La claridad de la madrugada apenas atraviesa la cortina. Al
parecer el mismo ruido la ha despertado, pues encuentro sus ojos mirándome lánguidamente.
Los buenosdías y el beso vibraron con una onda afinada para no sonar más allá
de las sábanas. Desperezándose me aparta y gira para ver el reloj que está
sobre su mesa de noche. Ahorita se levantan, susurra sin apuro. Al girar se
olvidó de la colcha y pude ver la curva de su espalda precipitándose hasta muy
abajo. Anoche, antes de que llegaran, conocimos nuestros últimos detalles y,
sin embargo, aún seguimos desnudos.
Es la primera vez que amanecemos juntos, pero esas cosas no
importan en este momento. Desde el pasadizo se escucha el ruido metálico de una
perilla, alguien camina por ahí. Azorada, con el índice erguido sobre sus
labios me pide silencio. Son pasos ásperos que recuerdan un tránsito marcial,
avanzan decididos hacia nosotros pero cruzan por el pasillo, hasta que se
pierden tras el sonido de unas bisagras. Bulle un chorro característico. Mi papá,
susurra. En el momento en que descargan la bomba del wáter, se levanta y va
despacito a confirmar si anoche aseguró la puerta. A esta luz, sus caderas
toman un color de pan recién horneado. Regresa sigilosa a la cama. Se van a las
ocho, me dice. Más allá de su hombro, sobre la mesita de noche, puedo ver la
hora que marca el reloj, son más de cuarenta minutos. La tomo por la cintura y
la asesto a mi cuerpo, me mira con sorpresa y se muerde los labios.

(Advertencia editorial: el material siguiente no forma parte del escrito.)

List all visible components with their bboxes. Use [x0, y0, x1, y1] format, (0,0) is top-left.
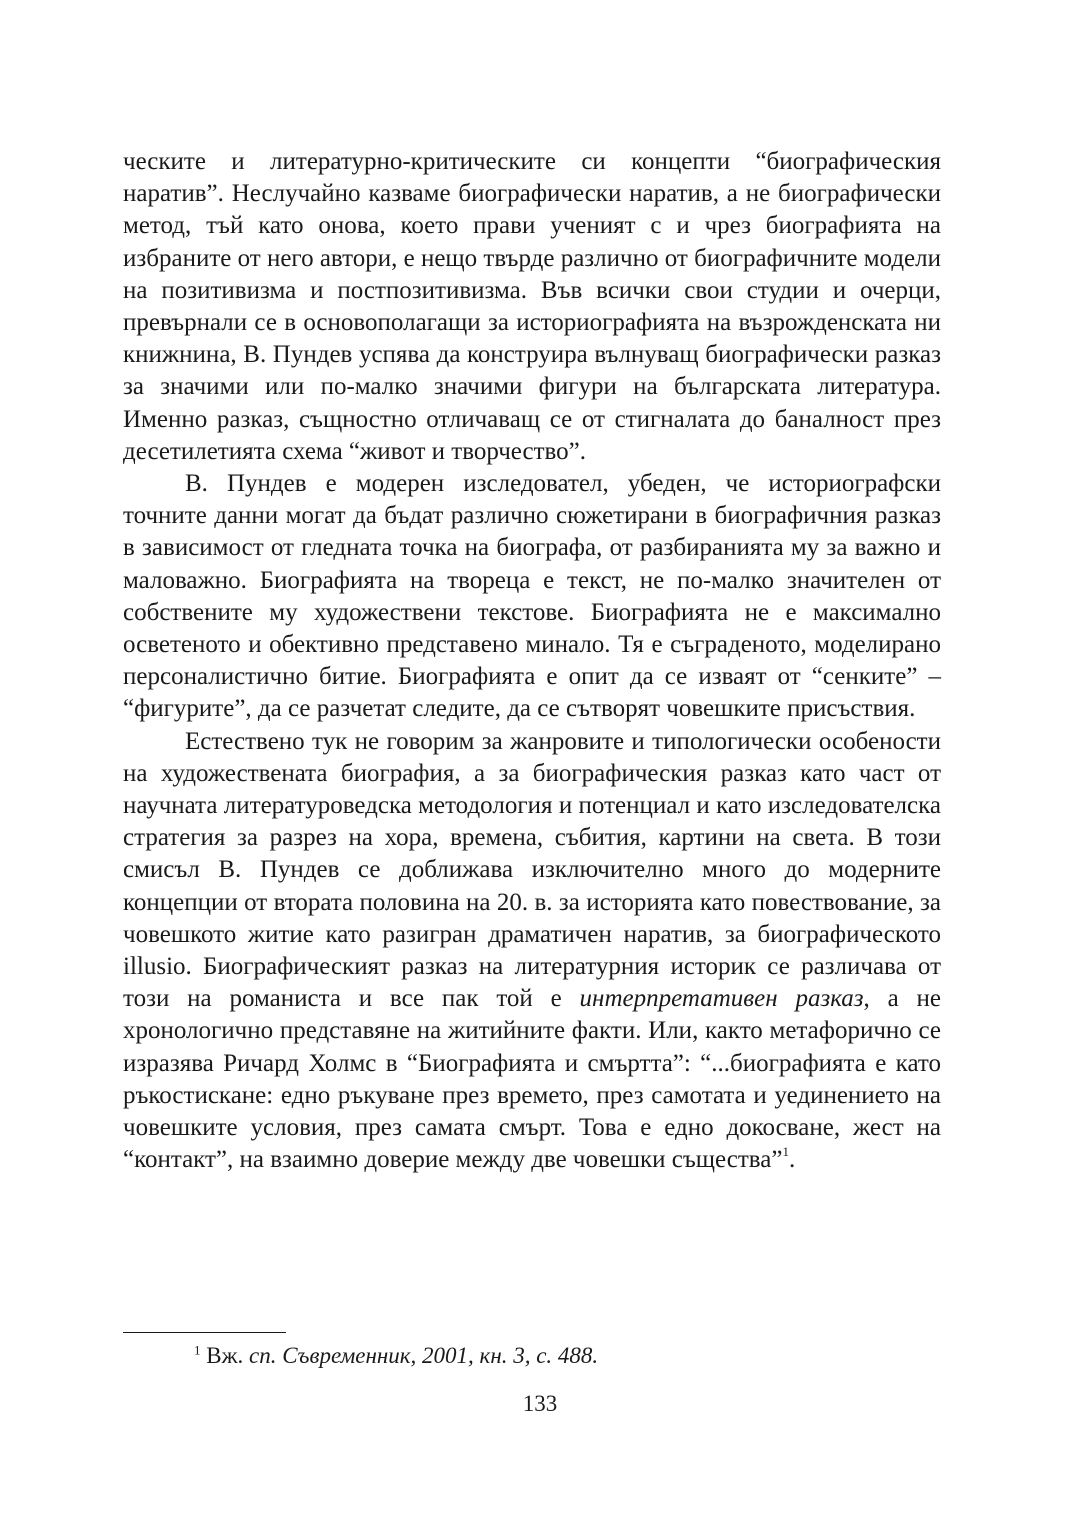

Ayer cuando salíamos de la ducha nos llevamos un buen susto.
El gato, por comer los restos de pollo, hizo caer el plato que olvidamos sobre
el televisor. Huimos a su cuarto, yo entré y apreté el seguro por dentro, ella
se quedó afuera, la sentí caminar hasta el otro extremo del pasadizo. Luego no
escuché nada más. Me vestí desesperado. Quería salir corriendo de ahí, pero me
senté en la cama para tranquilizarme. Dos, tres movimientos de las manos, tenía
las yemas arrugadas por el agua.
Abre, soy yo.
Rió al verme.
No hay manera de que se vea el atardecer desde su cuarto, me hubiese gustado verlo, pero odia cosas como atardeceres y poemas de Neruda.
No hay manera de que se vea el atardecer desde su cuarto, me hubiese gustado verlo, pero odia cosas como atardeceres y poemas de Neruda.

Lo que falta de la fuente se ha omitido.